Por Jean Chambre — Rio de Janeiro

27/06/2026 23h53 — Atualizado há alguns segundos

Os bastidores do cinema nacional ganharam contornos de superprodução musical na Baixada Fluminense. A equipe de “Deixa a Vida Me Levar”, cinebiografia inspirada na trajetória do cantor e compositor Zeca Pagodinho, concluiu a gravação de uma das sequências mais complexas e grandiosas do cronograma de filmagens: a recriação do histórico show de lançamento da turnê “Samba Pras Moças”, originalmente apresentado no extinto Metropolitan — uma das casas de espetáculos mais emblemáticas do Rio de Janeiro.

Para dar vida ao cenário com precisão histórica, a engenharia de produção transformou as instalações do Via Music Hall, em São João de Meriti, em uma réplica detalhada do Metropolitan na década de 1990.

O esforço de cenografia envolveu o design de materiais gráficos de divulgação da época, figurinos de alta costura vintage, o uso de uma banda tocando ao vivo no set e a coordenação logística de centenas de figurantes caracterizados para emular o comportamento das plateias daquele período.

Mosquito assume o manto do 'Comandante do Samba'

O papel principal de Jessé Gomes da Silva Filho, o Zeca Pagodinho, é defendido pelo ator e também sambista Mosquito.
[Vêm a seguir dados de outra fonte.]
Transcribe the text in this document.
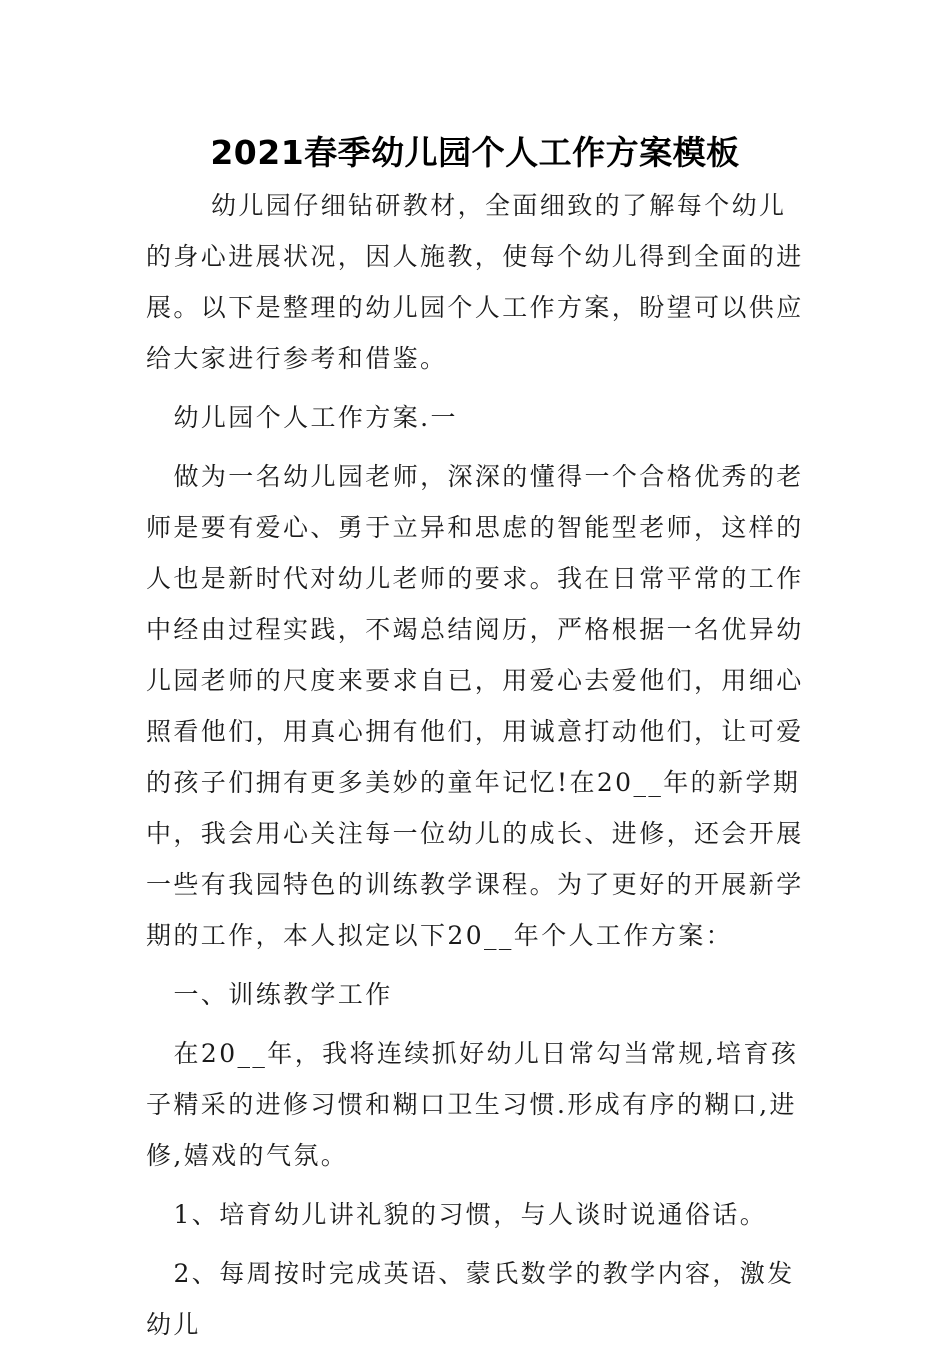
2021春季幼儿园个人工作方案模板

幼儿园仔细钻研教材，全面细致的了解每个幼儿的身心进展状况，因人施教，使每个幼儿得到全面的进展。以下是整理的幼儿园个人工作方案，盼望可以供应给大家进行参考和借鉴。

幼儿园个人工作方案.一

做为一名幼儿园老师，深深的懂得一个合格优秀的老师是要有爱心、勇于立异和思虑的智能型老师，这样的人也是新时代对幼儿老师的要求。我在日常平常的工作中经由过程实践，不竭总结阅历，严格根据一名优异幼儿园老师的尺度来要求自已，用爱心去爱他们，用细心照看他们，用真心拥有他们，用诚意打动他们，让可爱的孩子们拥有更多美妙的童年记忆!在20__年的新学期中，我会用心关注每一位幼儿的成长、进修，还会开展一些有我园特色的训练教学课程。为了更好的开展新学期的工作，本人拟定以下20__年个人工作方案：

一、训练教学工作

在20__年，我将连续抓好幼儿日常勾当常规,培育孩子精采的进修习惯和糊口卫生习惯.形成有序的糊口,进修,嬉戏的气氛。

1、培育幼儿讲礼貌的习惯，与人谈时说通俗话。

2、每周按时完成英语、蒙氏数学的教学内容，激发幼儿
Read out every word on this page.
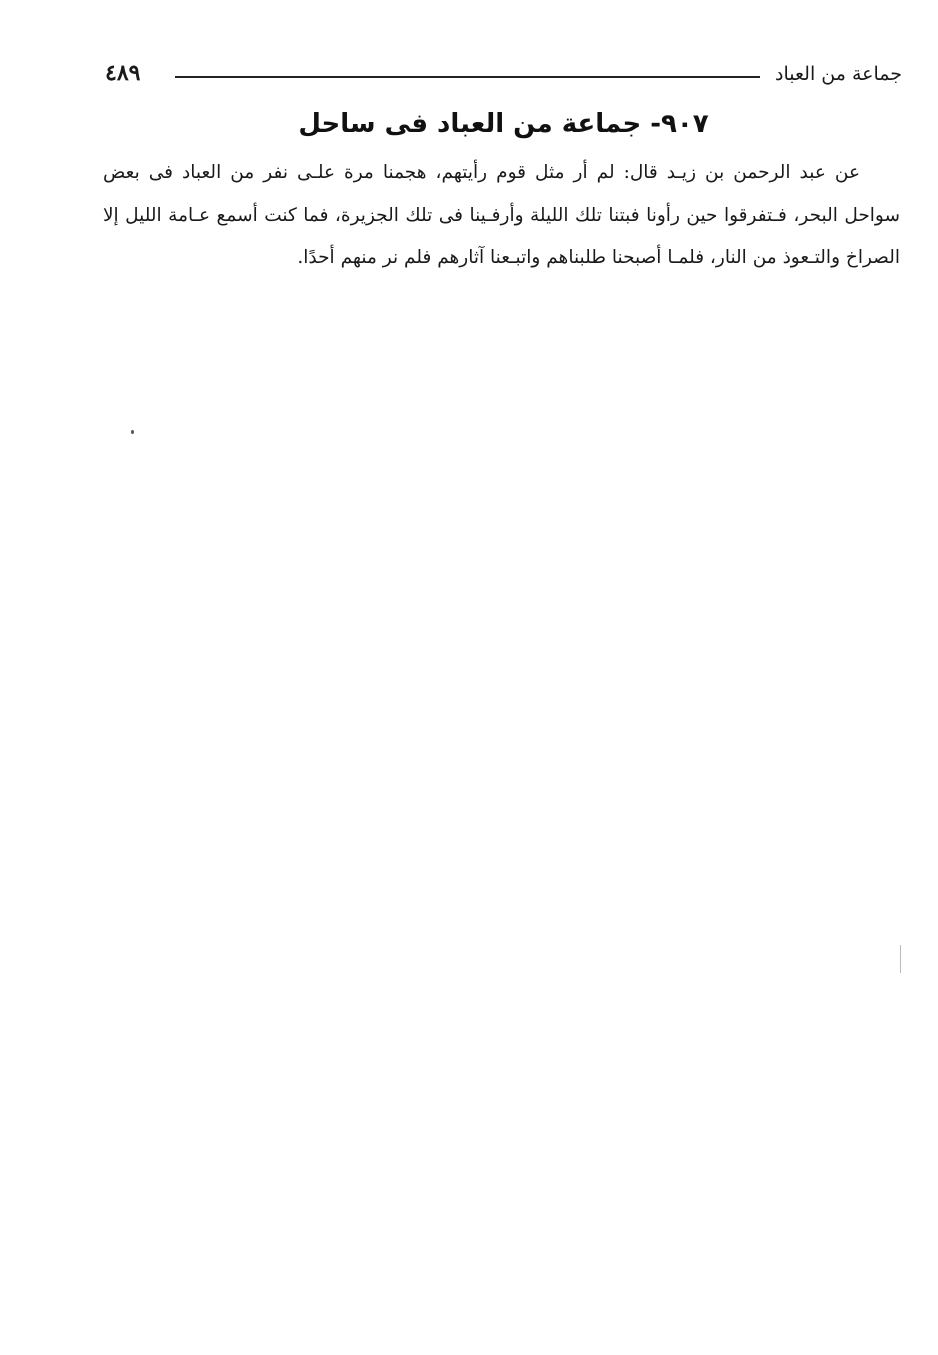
جماعة من العباد
٤٨٩
٩٠٧- جماعة من العباد فى ساحل
عن عبد الرحمن بن زيـد قال: لم أر مثل قوم رأيتهم، هجمنا مرة علـى نفر من العباد فى بعض سواحل البحر، فـتفرقوا حين رأونا فبتنا تلك الليلة وأرفـينا فى تلك الجزيرة، فما كنت أسمع عـامة الليل إلا الصراخ والتـعوذ من النار، فلمـا أصبحنا طلبناهم واتبـعنا آثارهم فلم نر منهم أحدًا.
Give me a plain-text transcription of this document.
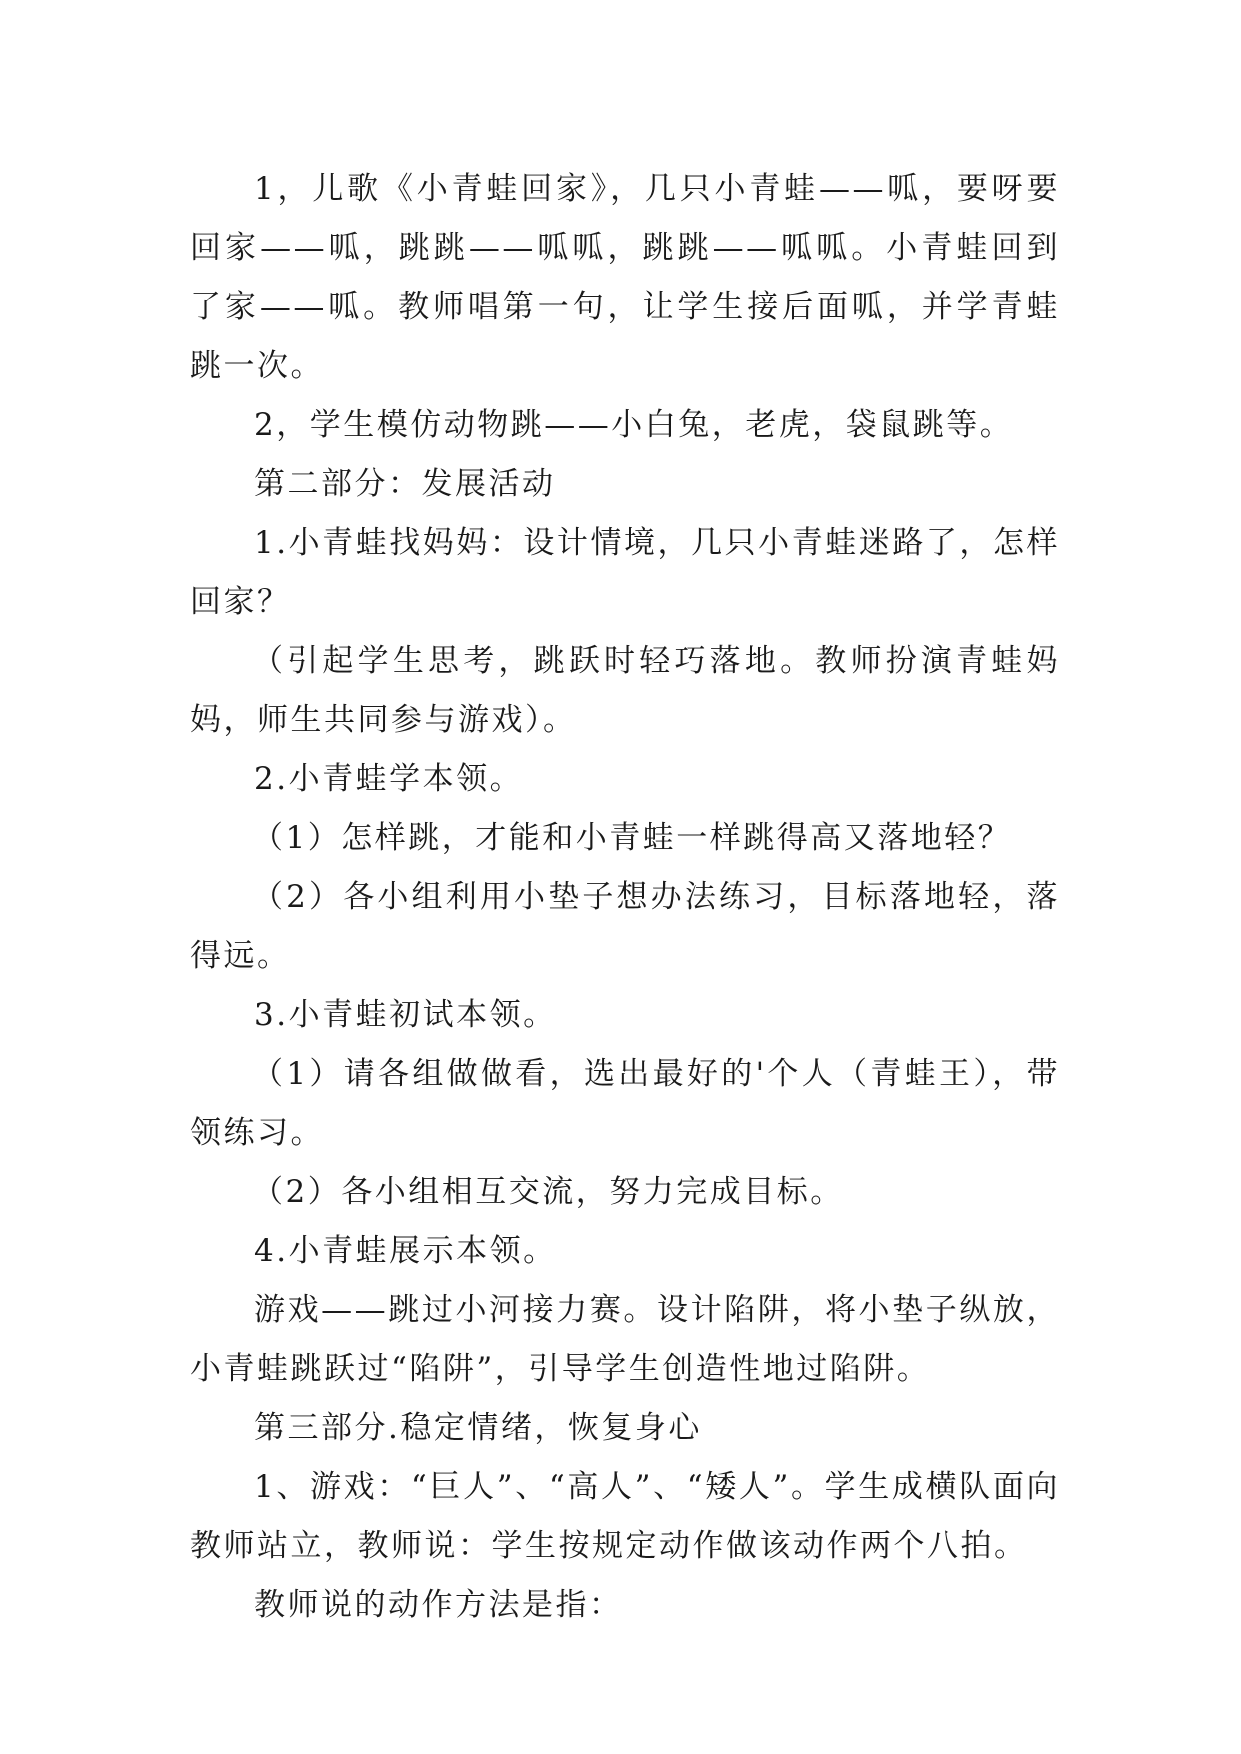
1，儿歌《小青蛙回家》，几只小青蛙——呱，要呀要回家——呱，跳跳——呱呱，跳跳——呱呱。小青蛙回到了家——呱。教师唱第一句，让学生接后面呱，并学青蛙跳一次。

2，学生模仿动物跳——小白兔，老虎，袋鼠跳等。

第二部分：发展活动

1.小青蛙找妈妈：设计情境，几只小青蛙迷路了，怎样回家？

（引起学生思考，跳跃时轻巧落地。教师扮演青蛙妈妈，师生共同参与游戏）。

2.小青蛙学本领。

（1）怎样跳，才能和小青蛙一样跳得高又落地轻？

（2）各小组利用小垫子想办法练习，目标落地轻，落得远。

3.小青蛙初试本领。

（1）请各组做做看，选出最好的'个人（青蛙王），带领练习。

（2）各小组相互交流，努力完成目标。

4.小青蛙展示本领。

游戏——跳过小河接力赛。设计陷阱，将小垫子纵放，小青蛙跳跃过“陷阱”，引导学生创造性地过陷阱。

第三部分.稳定情绪，恢复身心

1、游戏：“巨人”、“高人”、“矮人”。学生成横队面向教师站立，教师说：学生按规定动作做该动作两个八拍。

教师说的动作方法是指：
A cena do Metropolitan representa a virada tática de sua carreira; lançado em 1995, “Samba Pras Moças” marcou a estreia do músico na gravadora PolyGram e é apontado por críticos musicais como o álbum que o consolidou definitivamente como um fenômeno de vendas e massa.

O núcleo familiar e afetivo do protagonista também ganhou rostos conhecidos no set de filmagens. A atriz Talita Younan interpreta Mônica, companheira de longa data de Zeca. Já os pais do sambista, Dona Irinéia e Seu Jessé, ganham vida através das interpretações de Aline Borges e Ângelo Antônio.

"Biografar um ícone vivo do tamanho do Zeca Pagodinho é uma responsabilidade imensa no mercado audiovisual. Esse show no Metropolitan foi o divisor de águas que transformou o menino de Xerém em uma lenda nacional. Conseguir capturar esse suor e essa energia com precisão de época é o grande trunfo do filme", avalia o diretor Silvio Guindane.

Parcerias e lançamento nos cinemas

A engenharia de roteiro, assinada por Roberto Faustino (que também atua como coprodutor), é baseada no livro biográfico “Zeca: Deixa o Samba Me Levar”, escrito pelos jornalistas Jane Barbosa e Leonardo Bruno. A narrativa promete guiar o espectador pelas crises, rimas de improviso e a ascensão do músico desde as rodas do Cacique de Ramos até o estrelato.

O longa-metragem é capitaneado por Marco Altberg, fundador e CEO da Indiana Produções, e conta com uma robusta rede de investidores institucionais e patrocinadores de mercado, incluindo a Ambev, Naturgy, Claro, Riofilme e o Fundo Setorial do Audiovisual (FSA/Ancine).

A distribuição oficial nas salas de cinema de todo o país ficará sob a responsabilidade da Paris Filmes. O cronograma de finalização projeta a estreia do longa-metragem no circuito comercial para o primeiro semestre de 2027.